I get a lot of my blog post ideas late at night, but they don’t often make too much sense. For example, I met a girl this week who opened with the line, “I’m really good at making out” and my mind was blown. Maybe I’m just a bit old fashioned, or maybe just somewhat reserved, but I don’t ever recall a situation where stating that fact gets you lots of high quality friends. So I came home and started the beginning of a micro-story attempting to understand the psyche behind her…at 3 in the morning. Needless to say, I fell asleep before finishing and woke up completely lost as to where to go next.
That same night, I was somehow mixed in this feud of friends. This has been going on for quite some time and it almost physically hurts to see people on both sides of the issue that I care for deeply that just keep hurting each other. In my private journals, I’ve been exploring friendships and what that idea actually means. That still hasn’t gone much of anywhere yet either.
Rewind a couple more weeks, and I’d started a piece all about my dad and all these crazy stories I’ve just learned about him involving the 1950s, a tiny town out in West Texas, and a bunch of synchronized cherry bombs. This guy, the one who’s always been such a stickler for the rules and kept a stoic face for the majority of my life, was a hilarious teenager.

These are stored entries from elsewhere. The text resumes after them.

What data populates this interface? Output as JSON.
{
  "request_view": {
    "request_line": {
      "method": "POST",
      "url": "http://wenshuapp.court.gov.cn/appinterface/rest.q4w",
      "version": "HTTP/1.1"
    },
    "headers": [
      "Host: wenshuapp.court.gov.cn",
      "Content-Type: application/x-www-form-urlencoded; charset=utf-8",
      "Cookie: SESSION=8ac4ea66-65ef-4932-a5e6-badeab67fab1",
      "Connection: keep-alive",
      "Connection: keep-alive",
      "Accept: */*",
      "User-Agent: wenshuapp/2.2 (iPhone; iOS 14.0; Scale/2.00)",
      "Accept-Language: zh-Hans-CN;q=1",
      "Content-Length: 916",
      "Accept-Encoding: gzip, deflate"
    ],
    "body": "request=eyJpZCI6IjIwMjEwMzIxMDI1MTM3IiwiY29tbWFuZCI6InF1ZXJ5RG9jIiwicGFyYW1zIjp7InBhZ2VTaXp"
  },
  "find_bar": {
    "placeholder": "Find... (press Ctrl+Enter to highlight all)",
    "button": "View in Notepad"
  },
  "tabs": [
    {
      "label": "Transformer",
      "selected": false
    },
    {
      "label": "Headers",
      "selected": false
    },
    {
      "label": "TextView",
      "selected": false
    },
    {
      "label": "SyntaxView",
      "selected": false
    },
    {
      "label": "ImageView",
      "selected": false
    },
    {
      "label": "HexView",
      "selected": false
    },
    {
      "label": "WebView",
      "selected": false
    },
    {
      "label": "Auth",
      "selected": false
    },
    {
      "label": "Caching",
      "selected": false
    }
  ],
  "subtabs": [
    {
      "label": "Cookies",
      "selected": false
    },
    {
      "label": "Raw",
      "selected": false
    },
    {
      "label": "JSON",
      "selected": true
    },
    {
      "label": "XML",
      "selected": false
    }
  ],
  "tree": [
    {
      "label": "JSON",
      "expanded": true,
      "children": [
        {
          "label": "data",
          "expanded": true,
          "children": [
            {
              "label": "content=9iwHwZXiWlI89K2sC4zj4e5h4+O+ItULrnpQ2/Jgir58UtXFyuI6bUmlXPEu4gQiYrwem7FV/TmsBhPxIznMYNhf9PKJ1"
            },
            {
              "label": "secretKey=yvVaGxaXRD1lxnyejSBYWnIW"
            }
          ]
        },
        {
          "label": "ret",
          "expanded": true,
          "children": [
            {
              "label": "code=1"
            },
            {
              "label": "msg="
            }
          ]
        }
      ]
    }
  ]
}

Most recently, I woke up a couple mornings ago with a message on my phone (from myself, of course) that read, “THE END OF A CRUSH. WRITE IT. BLOG IT. DON’T FORGET IT.” I obviously felt that this topic was incredibly important in the moment, but all week, I’ve been struggling to expand on the idea.
It’s true that for the past several months, I’ve been dealing with a bit of a crush on this guy that I know. It’s been a strange experience, a feeling I haven’t had often. While I’ve had feelings for various people and felt emotional connections throughout the years, this was the first crush I’d had in seven years.
I’ve never enjoyed the word “crush” because it’s far too accurate for describing the emotional state involved. It’s the overwhelming sense of excitement when he says he wants to spend time together followed by the even stronger feeling of being let down when he just doesn’t show up. It’s literally a crushing feeling, and it’s not enjoyable in any way.
The odd thing is that one day I woke up and could almost physically feel the relief crash over me when I realized that nothing was to come out of this crush. I had known this in my mind, but the self that is in control of emotions kept whispering “maybe the next time, maybe he’ll change, maybe the timing is just bad.” Despite my mind, my emotions kept my heart hopeful, but at some point my mind had become fed up and shut off the ability to feel anything but a friendship for him.
I’ve been so emotionally fragile in other parts of my life lately that I find the switch in feelings quite beautiful. The way the mind can protect from harmful things is fascinating to me, no matter how well-intentioned they may be. It was just as if my mind snapped back into control, slapped me in the fact with a curt “get over it”, and the rest of my being followed suit.
As with the rest of my writing lately, my thoughts on the subject just end there. They end abruptly. Even my journal entries have paragraphs and paragraphs of musing, then just trail off without a conclusion of my thoughts. Perhaps I really enjoy cliffhangers. Perhaps I like the experience of someone’s mind ingesting the ideas I write about and then taking off on their own with a different thought process. Or maybe I’m just lazy and never finish the things that I start. That’s the most likely explanation.